Für Herbert Brandl sind es die sich langsam entwickelnden Kräfte der Natur, die mit der physischen Kraft der Farbe und der
Geste einen immateriellen Raum entstehen lassen. Innenansicht und Außenwahrnehmung führen bei Brandl zu mutigen Farb-kombinationen,
die auch das Unmögliche zulassen.
"Ich möchte den persönlichen Gestus nicht betonen. Ich versuche, ihn zu relativieren, ihm irgend etwas entgegenzusetzen, das
ihn stört oder in eine andere Richtung bringt - etwas Fremdes..."
(Herbert Brandl)
Der dänische Künstler Per Kirkeby spricht von der Stofflichkeit, die ihn fasziniert. Die Sedimentation hauchdünner Schichten,
das Entstehen von Löchern werden von ihm bis ins Detail erforscht,
"wo man nicht mehr weiß, ob große Dinge kleine Dinge sind, ob etwas ähnlich ist oder nur malerischer Stoff."
(Per Kirkeby)
Bildräume aus imaginärem Licht voll visueller Poesie: Vermeint man bei Per Kirkeby einzelne Lichtquellen zu entdecken, so
scheint bei Erwin Bohatsch das Licht in den Flächen zu schimmern; bei Hubert Scheibl wird es nebeldickes Weiß oder durchbricht
kraftvoll strahlend das Rot und öffnet bei Herbert Brandl den oberen Bildraum mit einem flirrenden Gelb.
Maria Theresia Moritz
DER KÖRPER UND SEINE BRÜCHIGKEIT
Galerie 2
Maria Lassnig beschreibt ihre Körper-Befindlichkeiten und ihre Beziehung zur Umwelt über die Malerei. Gefühle wie das "durch
die Wand gehen" oder der Verlauf des weiblichen Lebenszyklus werden thematisiert. Lassnigs Malerei ist von sensiblem Farbempfinden
geprägt.
"Der Begriff Körpergefühl sagt, was er sagt, dass es sich nicht um ein psychisches, sondern ein physisches Gefühl handelt,
dass dies eine sehr temporäre Sache ist..."
(Maria Lassnig)
Während es in der Malerei von Maria Lassnig um sehr persönliche Auseinandersetzung mit dem eigenen Körper geht, stehen für
Georg Baselitz formale, kunstimmanente Fragen der Bildgestaltung im Zentrum seines Interesses. Durch Umkehrung werden die
Motive ihrer erzählerischen Funktion enthoben und der Blick des Betrachters auf die Malerei gelenkt. Selbst der eigene Körper
wird, z.B. bei "Fingermalerei Akt", zum Objekt malerischer Problemstellungen. In den frühen Frakturbildern, die vor den Umkehrungen
entstanden, wie etwa "Hockender Hund", zerschneidet Baselitz den Gegenstand und beschädigt so dessen Form. Brüchigkeiten der
Oberfläche sind auch als Beschädigungen menschlichen Bewusstseins zu lesen.

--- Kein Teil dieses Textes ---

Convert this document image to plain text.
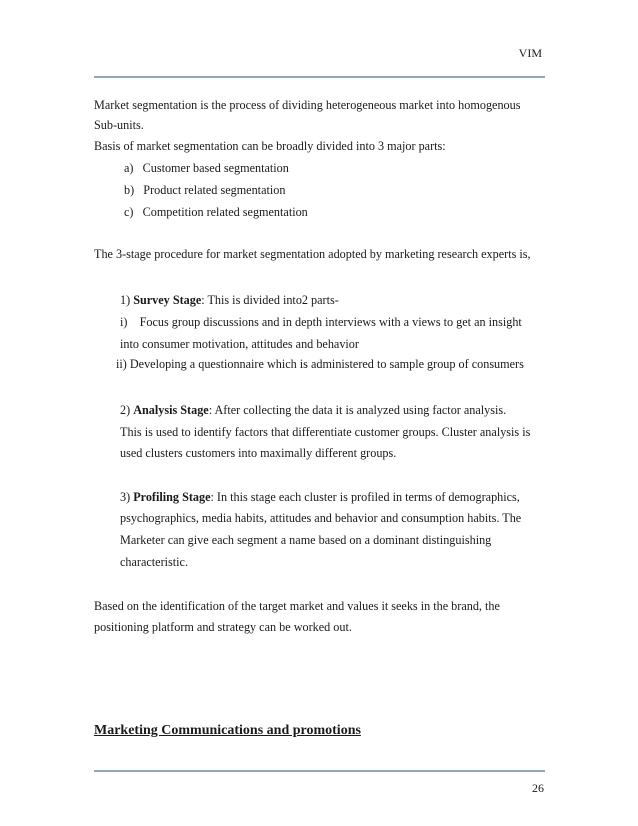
VIM
Market segmentation is the process of dividing heterogeneous market into homogenous
Sub-units.
Basis of market segmentation can be broadly divided into 3 major parts:
a)   Customer based segmentation
b)   Product related segmentation
c)   Competition related segmentation
The 3-stage procedure for market segmentation adopted by marketing research experts is,
1) Survey Stage: This is divided into2 parts-
i)    Focus group discussions and in depth interviews with a views to get an insight
into consumer motivation, attitudes and behavior
ii) Developing a questionnaire which is administered to sample group of consumers
2) Analysis Stage: After collecting the data it is analyzed using factor analysis.
This is used to identify factors that differentiate customer groups. Cluster analysis is
used clusters customers into maximally different groups.
3) Profiling Stage: In this stage each cluster is profiled in terms of demographics,
psychographics, media habits, attitudes and behavior and consumption habits. The
Marketer can give each segment a name based on a dominant distinguishing
characteristic.
Based on the identification of the target market and values it seeks in the brand, the
positioning platform and strategy can be worked out.
Marketing Communications and promotions
26
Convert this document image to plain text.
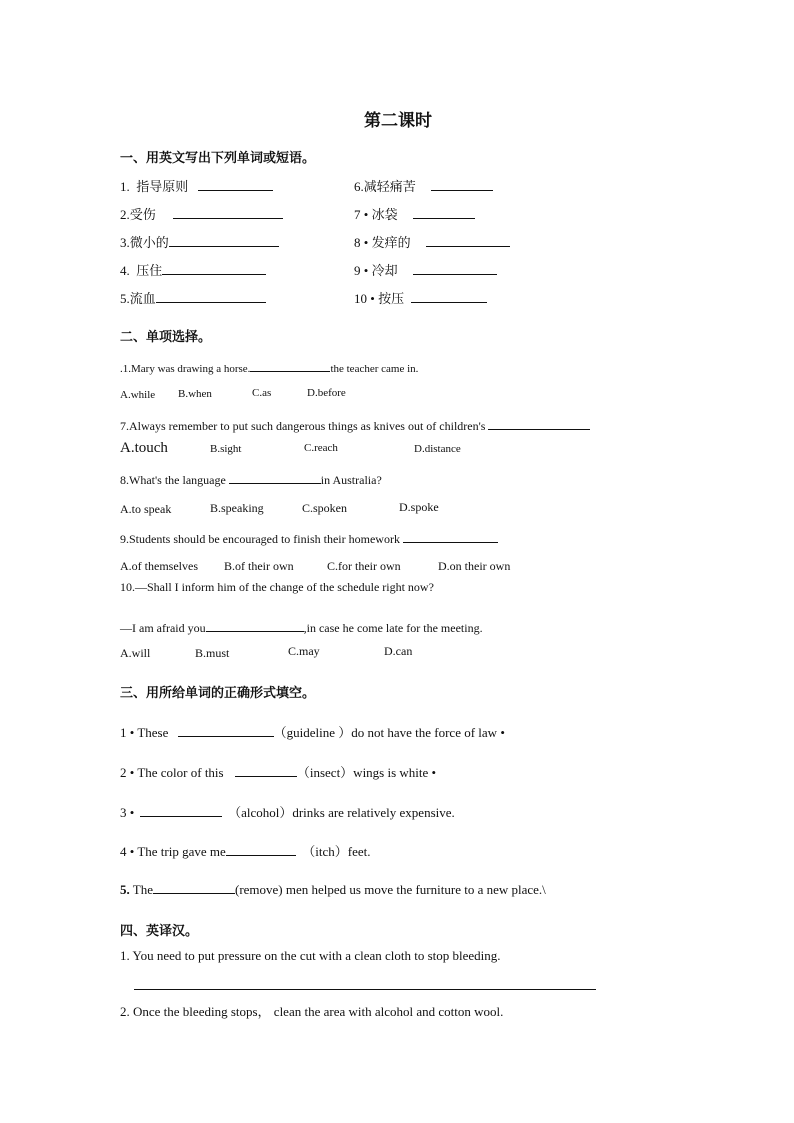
第二课时
一、用英文写出下列单词或短语。
1. 指导原则
2.受伤
3.微小的
4. 压住
5.流血
6.减轻痛苦
7 • 冰袋
8 • 发痒的
9 • 冷却
10 • 按压
二、单项选择。
.1.Mary was drawing a horse.	the teacher came in.
A.while B.when	C.as	D.before
7.Always remember to put such dangerous things as knives out of children's
A.touch	B.sight	C.reach	D.distance
8.What's the language	in Australia?
A.to speak	B.speaking	C.spoken	D.spoke
9.Students should be encouraged to finish their homework
A.of themselves B.of their own	C.for their own	D.on their own
10.—Shall I inform him of the change of the schedule right now?
—I am afraid you	,in case he come late for the meeting.
A.will	B.must	C.may	D.can
三、用所给单词的正确形式填空。
1 • These	（guideline ）do not have the force of law •
2 • The color of this	（insect）wings is white •
3 •	（alcohol）drinks are relatively expensive.
4 • The trip gave me	（itch）feet.
5. The	(remove) men helped us move the furniture to a new place.\
四、英译汉。
1. You need to put pressure on the cut with a clean cloth to stop bleeding.
2. Once the bleeding stops， clean the area with alcohol and cotton wool.
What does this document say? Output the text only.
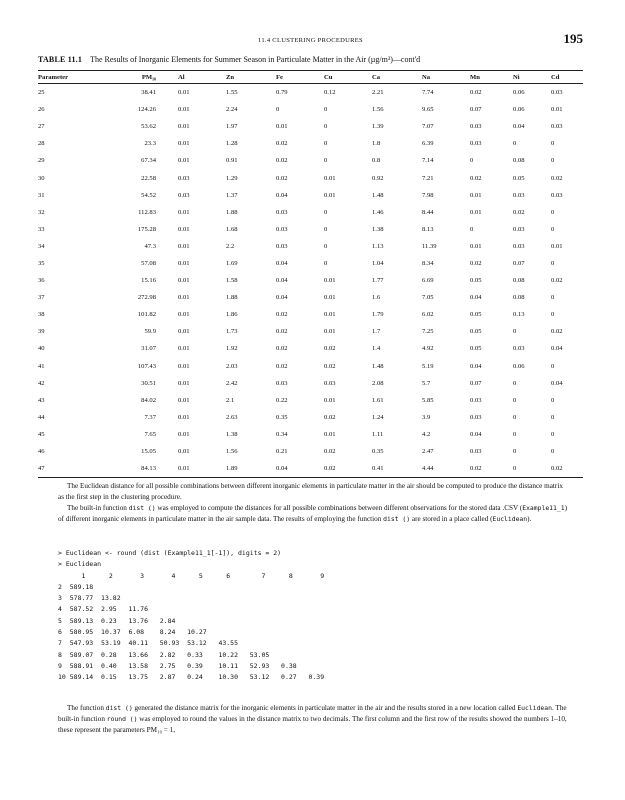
11.4 CLUSTERING PROCEDURES	195
TABLE 11.1 The Results of Inorganic Elements for Summer Season in Particulate Matter in the Air (µg/m³)—cont'd
Parameter	PM₁₀	Al	Zn	Fe	Cu	Ca	Na	Mn	Ni	Cd
25	38.41	0.01	1.55	0.79	0.12	2.21	7.74	0.02	0.06	0.03
26	124.26	0.01	2.24	0	0	1.56	9.65	0.07	0.06	0.01
27	53.62	0.01	1.97	0.01	0	1.39	7.07	0.03	0.04	0.03
28	23.3	0.01	1.28	0.02	0	1.8	6.39	0.03	0	0
29	67.34	0.01	0.91	0.02	0	0.8	7.14	0	0.08	0
30	22.58	0.03	1.29	0.02	0.01	0.92	7.21	0.02	0.05	0.02
31	54.52	0.03	1.37	0.04	0.01	1.48	7.98	0.01	0.03	0.03
32	112.83	0.01	1.88	0.03	0	1.46	8.44	0.01	0.02	0
33	175.28	0.01	1.68	0.03	0	1.38	8.13	0	0.03	0
34	47.3	0.01	2.2	0.03	0	1.13	11.39	0.01	0.03	0.01
35	57.08	0.01	1.69	0.04	0	1.04	8.34	0.02	0.07	0
36	15.16	0.01	1.58	0.04	0.01	1.77	6.69	0.05	0.08	0.02
37	272.98	0.01	1.88	0.04	0.01	1.6	7.05	0.04	0.08	0
38	101.82	0.01	1.86	0.02	0.01	1.79	6.02	0.05	0.13	0
39	59.9	0.01	1.73	0.02	0.01	1.7	7.25	0.05	0	0.02
40	31.07	0.01	1.92	0.02	0.02	1.4	4.92	0.05	0.03	0.04
41	107.43	0.01	2.03	0.02	0.02	1.48	5.19	0.04	0.06	0
42	30.51	0.01	2.42	0.03	0.03	2.08	5.7	0.07	0	0.04
43	84.02	0.01	2.1	0.22	0.01	1.61	5.85	0.03	0	0
44	7.37	0.01	2.63	0.35	0.02	1.24	3.9	0.03	0	0
45	7.65	0.01	1.38	0.34	0.01	1.11	4.2	0.04	0	0
46	15.05	0.01	1.56	0.21	0.02	0.35	2.47	0.03	0	0
47	84.13	0.01	1.89	0.04	0.02	0.41	4.44	0.02	0	0.02

The Euclidean distance for all possible combinations between different inorganic elements in particulate matter in the air should be computed to produce the distance matrix as the first step in the clustering procedure.

The built-in function dist () was employed to compute the distances for all possible combinations between different observations for the stored data .CSV (Example11_1) of different inorganic elements in particulate matter in the air sample data. The results of employing the function dist () are stored in a place called (Euclidean).

> Euclidean <- round (dist (Example11_1[-1]), digits = 2)
> Euclidean
1      2       3       4      5      6        7      8       9
2  589.18
3  578.77  13.82
4  587.52  2.95   11.76
5  589.13  0.23   13.76   2.84
6  580.95  10.37  6.08    8.24   10.27
7  547.93  53.19  40.11   50.93  53.12   43.55
8  589.07  0.28   13.66   2.82   0.33    10.22   53.05
9  588.91  0.40   13.58   2.75   0.39    10.11   52.93   0.38
10 589.14  0.15   13.75   2.87   0.24    10.30   53.12   0.27   0.39

The function dist () generated the distance matrix for the inorganic elements in particulate matter in the air and the results stored in a new location called Euclidean. The built-in function round () was employed to round the values in the distance matrix to two decimals. The first column and the first row of the results showed the numbers 1–10, these represent the parameters PM₁₀ = 1,
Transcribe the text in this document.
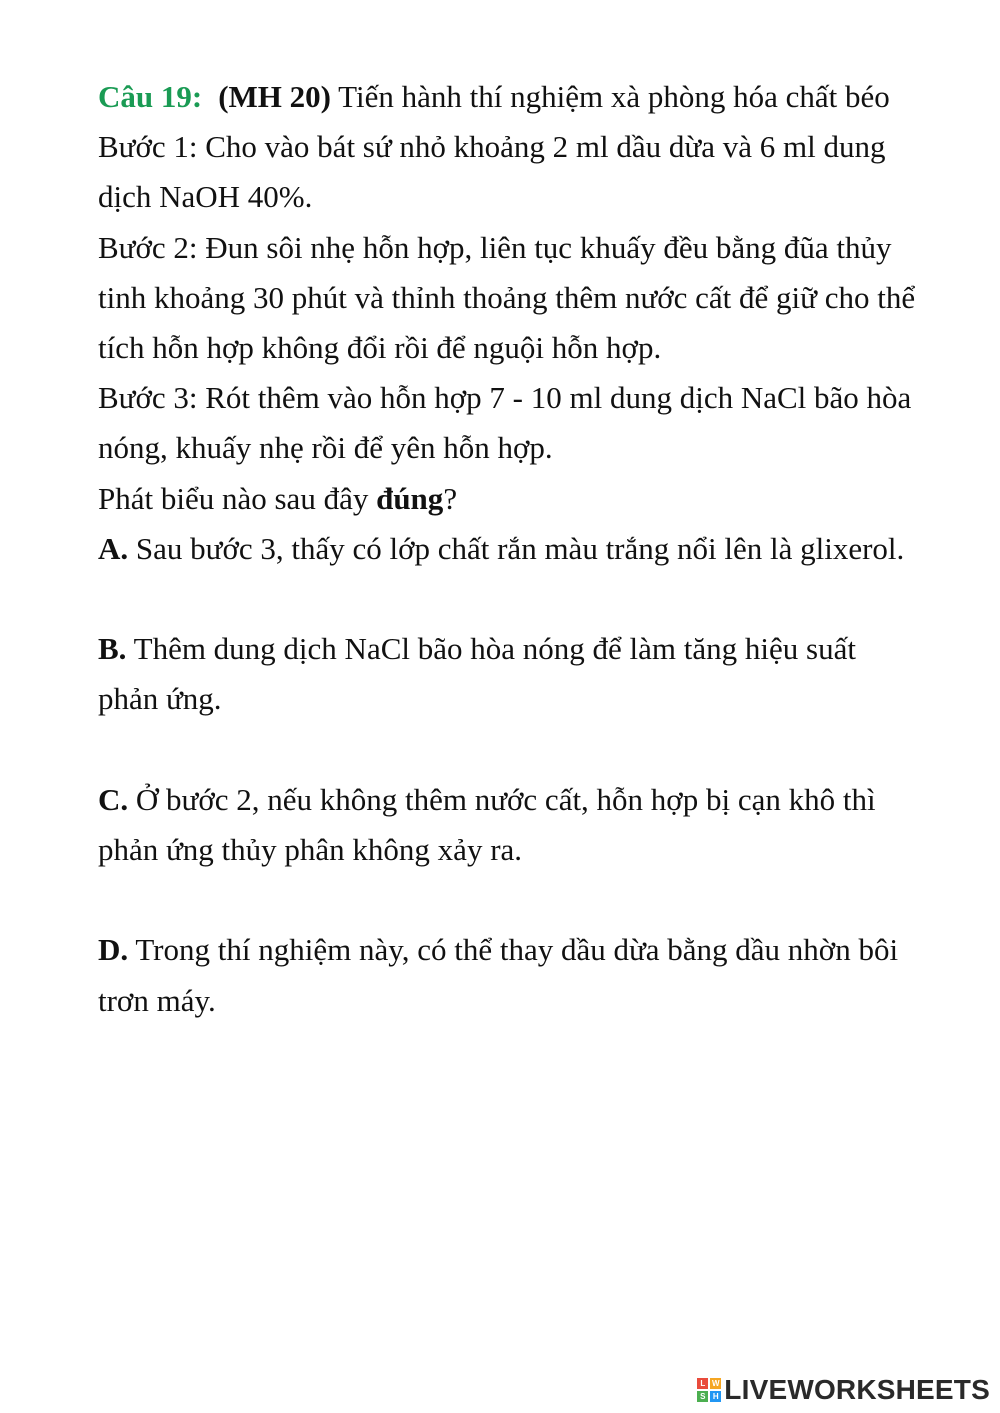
Câu 19: (MH 20) Tiến hành thí nghiệm xà phòng hóa chất béo

Bước 1: Cho vào bát sứ nhỏ khoảng 2 ml dầu dừa và 6 ml dung dịch NaOH 40%.

Bước 2: Đun sôi nhẹ hỗn hợp, liên tục khuấy đều bằng đũa thủy tinh khoảng 30 phút và thỉnh thoảng thêm nước cất để giữ cho thể tích hỗn hợp không đổi rồi để nguội hỗn hợp.

Bước 3: Rót thêm vào hỗn hợp 7 - 10 ml dung dịch NaCl bão hòa nóng, khuấy nhẹ rồi để yên hỗn hợp.

Phát biểu nào sau đây đúng?

A. Sau bước 3, thấy có lớp chất rắn màu trắng nổi lên là glixerol.

B. Thêm dung dịch NaCl bão hòa nóng để làm tăng hiệu suất phản ứng.

C. Ở bước 2, nếu không thêm nước cất, hỗn hợp bị cạn khô thì phản ứng thủy phân không xảy ra.

D. Trong thí nghiệm này, có thể thay dầu dừa bằng dầu nhờn bôi trơn máy.

L W
S H LIVEWORKSHEETS
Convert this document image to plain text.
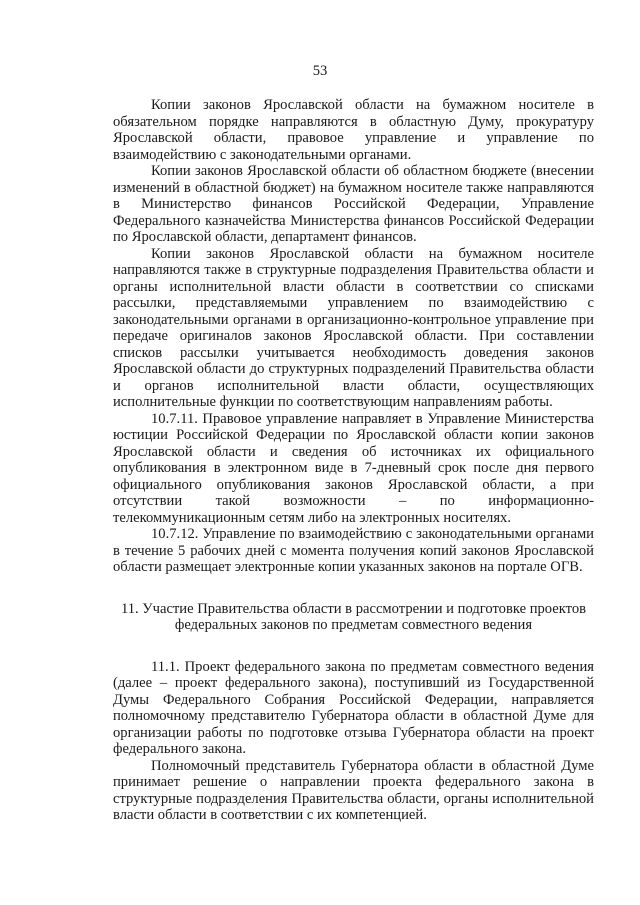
53

Копии законов Ярославской области на бумажном носителе в обязательном порядке направляются в областную Думу, прокуратуру Ярославской области, правовое управление и управление по взаимодействию с законодательными органами.

Копии законов Ярославской области об областном бюджете (внесении изменений в областной бюджет) на бумажном носителе также направляются в Министерство финансов Российской Федерации, Управление Федерального казначейства Министерства финансов Российской Федерации по Ярославской области, департамент финансов.

Копии законов Ярославской области на бумажном носителе направляются также в структурные подразделения Правительства области и органы исполнительной власти области в соответствии со списками рассылки, представляемыми управлением по взаимодействию с законодательными органами в организационно-контрольное управление при передаче оригиналов законов Ярославской области. При составлении списков рассылки учитывается необходимость доведения законов Ярославской области до структурных подразделений Правительства области и органов исполнительной власти области, осуществляющих исполнительные функции по соответствующим направлениям работы.

10.7.11. Правовое управление направляет в Управление Министерства юстиции Российской Федерации по Ярославской области копии законов Ярославской области и сведения об источниках их официального опубликования в электронном виде в 7-дневный срок после дня первого официального опубликования законов Ярославской области, а при отсутствии такой возможности – по информационно-телекоммуникационным сетям либо на электронных носителях.

10.7.12. Управление по взаимодействию с законодательными органами в течение 5 рабочих дней с момента получения копий законов Ярославской области размещает электронные копии указанных законов на портале ОГВ.

11. Участие Правительства области в рассмотрении и подготовке проектов федеральных законов по предметам совместного ведения

11.1. Проект федерального закона по предметам совместного ведения (далее – проект федерального закона), поступивший из Государственной Думы Федерального Собрания Российской Федерации, направляется полномочному представителю Губернатора области в областной Думе для организации работы по подготовке отзыва Губернатора области на проект федерального закона.

Полномочный представитель Губернатора области в областной Думе принимает решение о направлении проекта федерального закона в структурные подразделения Правительства области, органы исполнительной власти области в соответствии с их компетенцией.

Siegfried Anzingers gesichtlose Gestalten wie auch die vom Betrachter abgewandten Figuren tauchen undeutlich auf, sind nur
flache Erscheinungen in der Malfläche. Sie geben wenig bis gar keine Auskunft über sich und ihr räumliches Umfeld. Anzinger
arbeitet mit Leimfarbe auf Leinwand. Das Farbpigment wird in Leimwasser aufgelöst und die Leinwand mit Terpentin ausgewaschen.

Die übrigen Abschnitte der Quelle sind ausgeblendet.